After a snow slide Sunday, Jan. 17, the Colorado Department of Transportation announced that conditions on CO 14 had improved enough to allow driving to resume Jan. 18, connecting Fort Collins to Walden through Cameron Pass.
The highway was closed to the public Sunday, Jan. 17 due to avalanche concerns after snow covered a section of road 40 feet long and three feet deep. The next day, enough repair had been completed to resume transportation through Cameron Pass. There were no fatalities from the avalanche, but crews were not able to complete work on the site until Monday, Jan. 18 due to avalanche conditions.

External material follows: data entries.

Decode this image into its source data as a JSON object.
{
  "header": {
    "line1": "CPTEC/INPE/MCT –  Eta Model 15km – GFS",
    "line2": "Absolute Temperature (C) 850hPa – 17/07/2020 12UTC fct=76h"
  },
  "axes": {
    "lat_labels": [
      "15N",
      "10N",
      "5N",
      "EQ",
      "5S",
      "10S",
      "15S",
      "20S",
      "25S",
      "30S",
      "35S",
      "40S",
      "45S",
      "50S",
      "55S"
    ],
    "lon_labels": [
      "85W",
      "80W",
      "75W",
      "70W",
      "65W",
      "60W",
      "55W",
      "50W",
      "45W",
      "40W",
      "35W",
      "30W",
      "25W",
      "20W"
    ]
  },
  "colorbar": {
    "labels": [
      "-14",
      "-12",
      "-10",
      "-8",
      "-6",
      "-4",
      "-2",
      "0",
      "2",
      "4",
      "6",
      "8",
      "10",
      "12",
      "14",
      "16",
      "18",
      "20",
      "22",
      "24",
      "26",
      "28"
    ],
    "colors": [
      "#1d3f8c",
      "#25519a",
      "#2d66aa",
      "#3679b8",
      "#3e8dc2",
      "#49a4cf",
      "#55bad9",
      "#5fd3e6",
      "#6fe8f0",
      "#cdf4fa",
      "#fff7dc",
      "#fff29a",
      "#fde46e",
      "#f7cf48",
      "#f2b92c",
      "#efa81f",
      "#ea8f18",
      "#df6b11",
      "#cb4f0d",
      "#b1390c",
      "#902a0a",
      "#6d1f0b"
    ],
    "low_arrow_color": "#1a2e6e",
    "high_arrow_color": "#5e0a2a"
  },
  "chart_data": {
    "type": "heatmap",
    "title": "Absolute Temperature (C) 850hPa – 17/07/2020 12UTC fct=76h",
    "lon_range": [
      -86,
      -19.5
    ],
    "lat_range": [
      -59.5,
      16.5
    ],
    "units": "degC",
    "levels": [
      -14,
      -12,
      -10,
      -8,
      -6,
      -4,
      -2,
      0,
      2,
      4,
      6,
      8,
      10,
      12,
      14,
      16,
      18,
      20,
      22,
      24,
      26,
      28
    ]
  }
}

According to CDOT spokesman Jared Fiel, the last time CO 14 was closed due to an avalanche threat was more than four years ago.

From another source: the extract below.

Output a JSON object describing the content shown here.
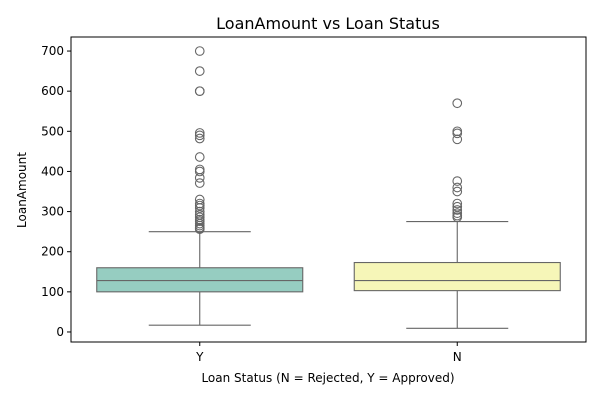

Open: CO 14 Cameron Pass after avalanche reduction work.
— CDOT (@ColoradoDOT) Jan. 18, 2016
Avalanches in Colorado are graded on a scale from code D1 to D5 based on destructive damage. A D1 avalanche poses little threat to humans, whereas a D5 avalanche could potentially “gouge the landscape,” according to a document released by the Colorado Avalanche Information Center. The CO 14 snow slide was not deemed to be dangerous enough to receive a grade.

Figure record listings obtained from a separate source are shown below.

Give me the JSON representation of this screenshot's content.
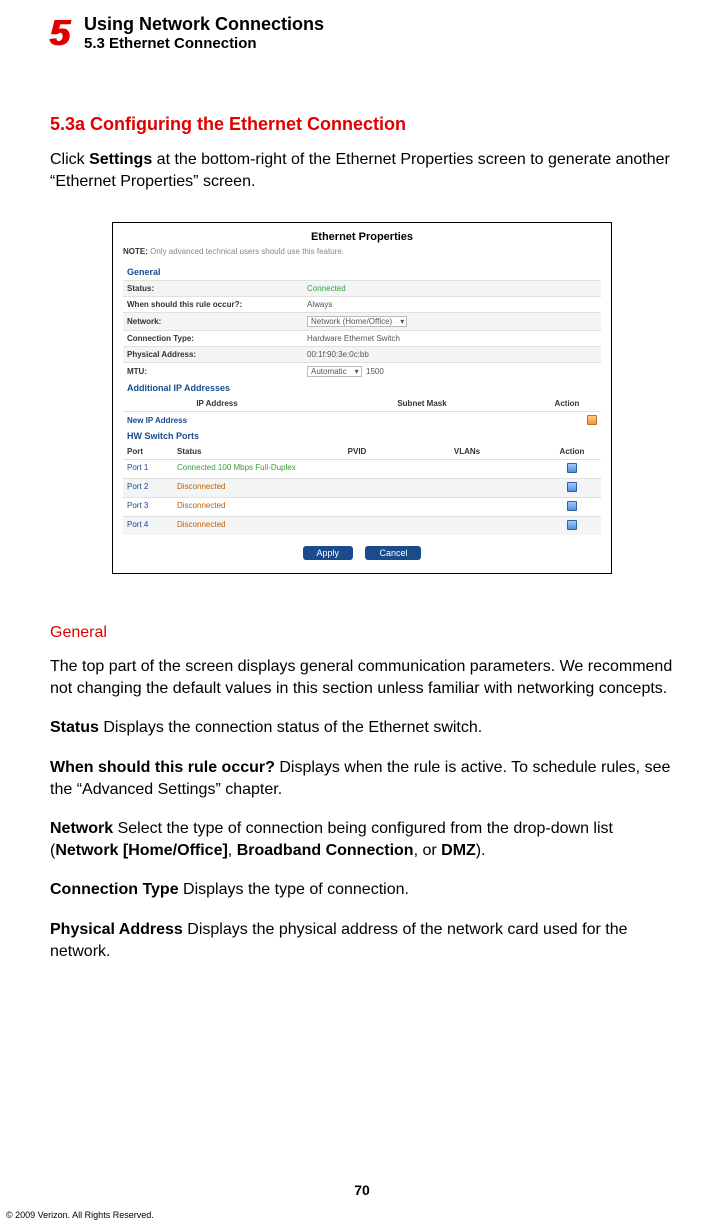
{
  "header": {
    "chapter_num": "5",
    "chapter_title": "Using Network Connections",
    "section_label": "5.3  Ethernet Connection"
  },
  "section": {
    "heading": "5.3a  Configuring the Ethernet Connection",
    "intro_pre": "Click ",
    "intro_bold": "Settings",
    "intro_post": " at the bottom-right of the Ethernet Properties screen to generate another “Ethernet Properties” screen."
  },
  "screenshot": {
    "title": "Ethernet Properties",
    "note_label": "NOTE:",
    "note_text": " Only advanced technical users should use this feature.",
    "general_label": "General",
    "rows": {
      "status_label": "Status:",
      "status_value": "Connected",
      "rule_label": "When should this rule occur?:",
      "rule_value": "Always",
      "network_label": "Network:",
      "network_value": "Network (Home/Office)",
      "conn_type_label": "Connection Type:",
      "conn_type_value": "Hardware Ethernet Switch",
      "phys_label": "Physical Address:",
      "phys_value": "00:1f:90:3e:0c:bb",
      "mtu_label": "MTU:",
      "mtu_select": "Automatic",
      "mtu_value": "1500"
    },
    "addl_ip_label": "Additional IP Addresses",
    "ip_cols": {
      "c1": "IP Address",
      "c2": "Subnet Mask",
      "c3": "Action"
    },
    "new_ip": "New IP Address",
    "hw_label": "HW Switch Ports",
    "port_cols": {
      "p1": "Port",
      "p2": "Status",
      "p3": "PVID",
      "p4": "VLANs",
      "p5": "Action"
    },
    "ports": [
      {
        "name": "Port 1",
        "status": "Connected 100 Mbps Full-Duplex",
        "green": true
      },
      {
        "name": "Port 2",
        "status": "Disconnected",
        "green": false
      },
      {
        "name": "Port 3",
        "status": "Disconnected",
        "green": false
      },
      {
        "name": "Port 4",
        "status": "Disconnected",
        "green": false
      }
    ],
    "btn_apply": "Apply",
    "btn_cancel": "Cancel"
  },
  "body": {
    "general_heading": "General",
    "general_para": "The top part of the screen displays general communication parameters. We recommend not changing the default values in this section unless familiar with networking concepts.",
    "status_b": "Status",
    "status_t": "  Displays the connection status of the Ethernet switch.",
    "rule_b": "When should this rule occur?",
    "rule_t": "  Displays when the rule is active. To schedule rules, see the “Advanced Settings” chapter.",
    "net_b": "Network",
    "net_t1": "  Select the type of connection being configured from the drop-down list (",
    "net_b2": "Network [Home/Office]",
    "net_t2": ", ",
    "net_b3": "Broadband Connection",
    "net_t3": ", or ",
    "net_b4": "DMZ",
    "net_t4": ").",
    "ct_b": "Connection Type",
    "ct_t": "  Displays the type of connection.",
    "pa_b": "Physical Address",
    "pa_t": "  Displays the physical address of the network card used for the network."
  },
  "page_num": "70",
  "copyright": "© 2009 Verizon. All Rights Reserved."
}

Avalanches in Colorado are not an uncommon occurrence — as of Jan. 26, there have been 216 avalanches in the state, just 38 of which occurred in the Front Range and the Steamboat Springs areas, according to the Colorado Avalanche Information Center. The first fatality from an avalanche in Colorado occurred Jan. 21 when a snowmobile driver at Ruby Peak triggered an avalanche and was caught in the snow at around noon.